Editor da Ilustríssima, formado em administração de empresas com mestrado em comunicação pela UFRJ. Foi editor de Opinião da Folha

O apoio do governo Lula à acusação de genocídio contra Israel no tribunal de Haia deve ter lá algum cálculo, mas seja qual for, é equivocado. Ainda que o núcleo do Palácio possa estar convicto de que se trata de um genocídio em curso, o que é pelo menos discutível, a acusação é demasiadamente grave para ser proclamada em nome do Brasil assim da noite para o dia, em sustentação a um jogo de cena de um país secundário como a África do Sul.

Não há dúvida de que Netanyahu tem que ser expelido e que sua política é inaceitável. A reação ao ataque terrorista do Hamas ultrapassou todos os limites humanitários. O Brasil deve condenar, como tem condenado, a resposta indiscriminada que mata civis e crianças.
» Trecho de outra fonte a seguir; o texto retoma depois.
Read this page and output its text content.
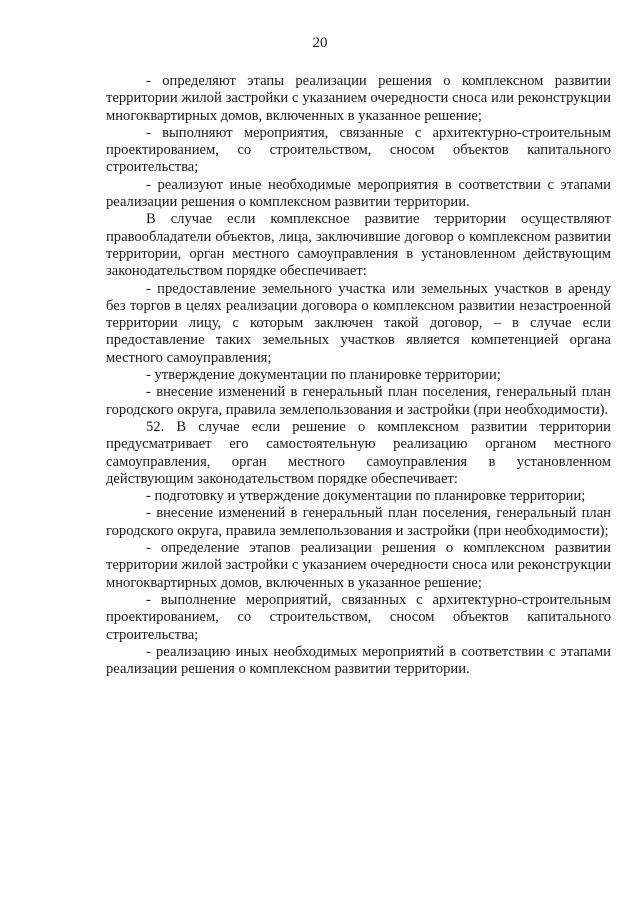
20

- определяют этапы реализации решения о комплексном развитии территории жилой застройки с указанием очередности сноса или реконструкции многоквартирных домов, включенных в указанное решение;

- выполняют мероприятия, связанные с архитектурно-строительным проектированием, со строительством, сносом объектов капитального строительства;

- реализуют иные необходимые мероприятия в соответствии с этапами реализации решения о комплексном развитии территории.

В случае если комплексное развитие территории осуществляют правообладатели объектов, лица, заключившие договор о комплексном развитии территории, орган местного самоуправления в установленном действующим законодательством порядке обеспечивает:

- предоставление земельного участка или земельных участков в аренду без торгов в целях реализации договора о комплексном развитии незастроенной территории лицу, с которым заключен такой договор, – в случае если предоставление таких земельных участков является компетенцией органа местного самоуправления;

- утверждение документации по планировке территории;

- внесение изменений в генеральный план поселения, генеральный план городского округа, правила землепользования и застройки (при необходимости).

52. В случае если решение о комплексном развитии территории предусматривает его самостоятельную реализацию органом местного самоуправления, орган местного самоуправления в установленном действующим законодательством порядке обеспечивает:

- подготовку и утверждение документации по планировке территории;

- внесение изменений в генеральный план поселения, генеральный план городского округа, правила землепользования и застройки (при необходимости);

- определение этапов реализации решения о комплексном развитии территории жилой застройки с указанием очередности сноса или реконструкции многоквартирных домов, включенных в указанное решение;

- выполнение мероприятий, связанных с архитектурно-строительным проектированием, со строительством, сносом объектов капитального строительства;

- реализацию иных необходимых мероприятий в соответствии с этапами реализации решения о комплексном развитии территории.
A hipótese de crime de guerra tem fundamento, mas daí a sustentar a tese de genocídio e apregoá-la publicamente vai um caminho.

Lula em cerimônia no Palácio do Planalto - Sergio Lima - 11.jan.24/AFP


Por "café com leite" que seja o tribunal, que não tem poder impositivo, a decisão rompe com a tradição de equilíbrio e discrição do Itamaraty. Tem ares de terceiro-mundismo juvenil animado pelas novas movimentações do Sul Global. A tese é escorregadiça do ponto de vista jurídico, instrumentaliza Haia como palanque anti-Israel e é uma atitude de confrontação. Se um país considera que outro pratica genocídio… o que mais falta para endossar uma guerra?

O assustador é que a possibilidade de uma guerra de maiores proporções vem aumentando. O gesto brasileiro se inscreve nesse contexto. A ampliação do conflito para a região já é um fato. Como observou o jornal The New York Times, a questão não é mais saber se vai ser ampliado, mas como pode ser contido.

O mundo, não custa repetir, caminha para um "turning point". Uma nova ordem mundial se anuncia. Velhas convicções e argumentos estão em crise. Relações de força se redefinem. São momentos perigosos em que de uma hora para outra tudo pode se precipitar.

No meio desse tiroteiro, o governo brasileiro abandona a sobriedade na articulação de soluções pacíficas e resolve esticar a corda. Faz isso quando os EUA, com seu ethos belicista, piora as coisas com bombardeios no Iêmen em companhia do Reino Unido.

Lula tem sido um defensor da paz, mas desta vez preferiu acirrar os ânimos.

A decisão além de tudo é um erro político no plano doméstico, que contribui para aprofundar cisões entre brasileiros. Nada tem a ver com o discurso marqueteiro do Papai Noel da conciliação.